Hacker News new | ask | show | jobs
by cyberpunk 2010 days ago
In 2020 why aren't you packaging your apps as containers? Yeah, it sucks that ibm killed centos, but depending on some single distro's version of libm or libc or whatever is not their fault it's yours. Doing your job properly in this case means shipping you deps with your application, and the easiest way to do that these days is with containers..

Christ; it's either the 90s or kindergarten..

2 comments

Assuming based on GP that this is in a HPC environment, there is often a delineation between the people writing HPC software and the people maintaining the clusters and the software installed on them. Telling a brand-new graduate student with zero software development experience to just throw everything into a container results in running code that is not optimized for the hardware it's running on, which in turn negatively impacts the other users competing for compute time on HPC clusters.

There is a movement to incorporate technologies like Singularity into the HPC workflow but for established projects, it often looks like a lot of bikeshedding for negative results compared to just running the code on bare metal.

Because a cluster doesn't work like a normal computer.

Your users don't see the nodes. They submit jobs and wait for their turn in the cluster. A sophisticated resource planner / job scheduler tries to empty the queue while optimizing job placement so the system usage can be maximized as much as possible.

Also, users' jobs work in under their own users. You need to isolate them. Giving them access to docker or any root level container engine is completely removing UNIX user security and isolation model and running in Windows95 mode. This also compromises system security since everyone is practically root at that point. Singularity is user-mode and its usage is increasing but then comes the next point.

Performance and hardware access is critical in HPC. GPU and special HBAs like Infiniband requires direct access from processes to run at their maximum performance or work at all. GPU access is much more important than containerizing workloads. Docker GPU is here because nVidia wanted to containerize AI workloads on DGX/HGX systems. These technologies are maturing on HPC now.

In performance front, consider the following: If main loop of your computation loses a second due to these abstractions, considering this loops run thousand times per core on many nodes, lost productivity is eye-watering. My simple application computes 1.7 million integrations per second per core. So, for working on long problems, increasing this number is critical.

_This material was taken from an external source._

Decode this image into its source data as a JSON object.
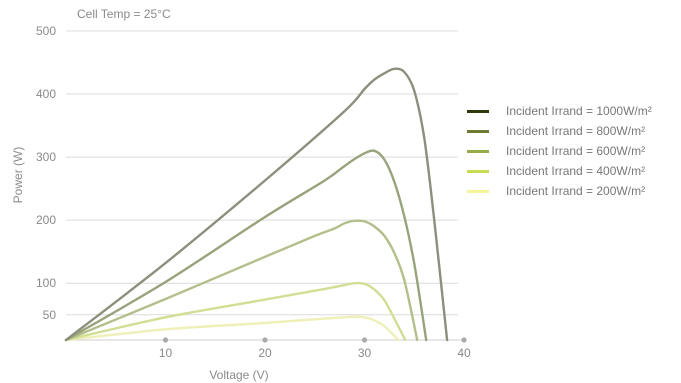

Last but not the least, some of the applications run on these systems are developed for 20 years now. So, these applications are not some simple code bases which are extremely tidy and neat. You can't know/guess how these applications behave before running them inside a container. As I've said, you need to be able to trust what you have too. So, we scientists and HPC administrators tend to walk slowly but surely.

Doing my job properly on the HPC side means my cluster works with utmost efficiency and bulletproof user isolation so people can trust the validity of their results and integrity of their privacy. Doing my job properly on the development side means that my code builds with minimum effort and with maximum performance on systems I support. HPC software is not a single service which works like a normal container workload. We need to evolve our software to run with minimum problems with containers and containers should evolve to accommodate our workloads, workflows and meet our other needs.

The cutting edge technology doesn't solve every problem with same elegance. Also we're not a set of lazy academics or sysadmins just because our systems work more traditionally.